40 Counsel contends that the quantum paid to Mr Gilmour by Sola-Kleen is also relevant to the propriety of what was paid, because if Mr Gilmour was paid a fair remuneration for acting as managing director by both the plaintiff and the second defendant, and half of that cost has been passed on by the second defendant to the plaintiff through management fees, an additional six figure director's fee paid by the plaintiff will be quite easy to challenge.
41 Counsel emphasised that without the first defendant's tax returns it is unable to impugne the plaintiff's records.
42 In summary, the plaintiff submits that it is entitled to test by all legitimate means necessary whether Mr Gilmour was actually paid the sums disclosed in the plaintiff's records so far discovered.
43 Counsel for Mr Gilmour contends that the Court must bear in mind that there are two distinct categories of payment: the director's fees and the management fees. To deal with the management fees, the position is that management fees were paid to Sola-Kleen and that those were then paid by Sola-Kleen to Mr Gilmour and the arrangements between Sola-Kleen and Mr Gilmour is not something in issue in the proceeding. Even if it were the case that management fees are relevant in the hands of Mr Gilmour, it does not follow that the proportion then onpaid to him satisfies the test of relevance in that they do not directly go to a matter in issue, that is, bolster one side's case or be detrimental to the other.
44 I was at first, in considering this issue, inclined to accept the submissions made on behalf of Mr Gilmour. However, on closer reflection, I am persuaded that, in this case, Mr Gilmour's tax returns as to what director's fees and management fees he received from Sola-Kleen as disclosed in his tax returns should be the subject of discovery. The circumstances of this case as alleged are that the defendants in effect ran the plaintiff company. Sola-Kleen received management fees for doing so. Mr Gilmour received director's fees for doing so. Sola-Kleen also paid a proportion of management fees, apparently, to Mr Gilmour. It seems to me that, if the payment of these various fees is the central issue in this proceeding, it is directly relevant to know just what director's fees and management fees Mr Gilmour received, and in that regard his personal tax returns disclosing such income are directly relevant.
45 I do not accept, however, a broader contention put on behalf of the plaintiff that the tax returns are also directly relevant because they would enable a line of cross-examination concerning just what activities Mr Gilmour was involved in at material times so that some measure of his availability can be made in order to judge whether or not he was available to do the things on behalf of the plaintiff that justified the director's and management fees in issue.
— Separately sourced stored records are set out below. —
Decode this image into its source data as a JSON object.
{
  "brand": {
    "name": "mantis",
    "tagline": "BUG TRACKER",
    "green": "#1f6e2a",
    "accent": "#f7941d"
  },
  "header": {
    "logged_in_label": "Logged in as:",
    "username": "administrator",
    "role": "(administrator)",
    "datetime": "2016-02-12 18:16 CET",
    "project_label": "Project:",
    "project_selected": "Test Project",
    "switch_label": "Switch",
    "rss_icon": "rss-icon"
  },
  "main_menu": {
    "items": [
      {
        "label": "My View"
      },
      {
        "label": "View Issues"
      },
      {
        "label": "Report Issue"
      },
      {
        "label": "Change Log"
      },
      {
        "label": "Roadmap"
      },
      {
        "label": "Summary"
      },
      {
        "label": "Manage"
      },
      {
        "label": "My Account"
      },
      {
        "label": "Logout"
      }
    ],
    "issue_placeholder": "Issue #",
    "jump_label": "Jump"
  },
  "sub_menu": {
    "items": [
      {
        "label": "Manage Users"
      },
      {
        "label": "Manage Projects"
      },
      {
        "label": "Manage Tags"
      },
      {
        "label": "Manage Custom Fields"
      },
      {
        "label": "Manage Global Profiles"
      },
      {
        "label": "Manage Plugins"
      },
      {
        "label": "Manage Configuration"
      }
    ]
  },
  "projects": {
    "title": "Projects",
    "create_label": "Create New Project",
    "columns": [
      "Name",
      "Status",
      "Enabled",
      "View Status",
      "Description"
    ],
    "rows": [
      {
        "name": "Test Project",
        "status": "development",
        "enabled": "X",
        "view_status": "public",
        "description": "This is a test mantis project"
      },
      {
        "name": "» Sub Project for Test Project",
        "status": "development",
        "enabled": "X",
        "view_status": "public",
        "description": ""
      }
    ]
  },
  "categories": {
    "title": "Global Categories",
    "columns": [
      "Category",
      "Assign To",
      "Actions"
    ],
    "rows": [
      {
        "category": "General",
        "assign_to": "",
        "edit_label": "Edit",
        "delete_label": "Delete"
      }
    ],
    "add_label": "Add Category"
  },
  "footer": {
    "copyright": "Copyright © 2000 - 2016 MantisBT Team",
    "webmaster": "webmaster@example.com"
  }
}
They may be indirectly relevant but that is a matter that can be pursued quite independently of the returns.
46 I would therefore order that:
1. The personal tax returns of the first defendant for the financial years ended 30 June 2001 to 30 June 2007 insofar as they disclose the income received by the first defendant from director's fees from the plaintiff and management fees from the second defendant be produced. Thus, other materials in the income tax returns may be the subject of redaction.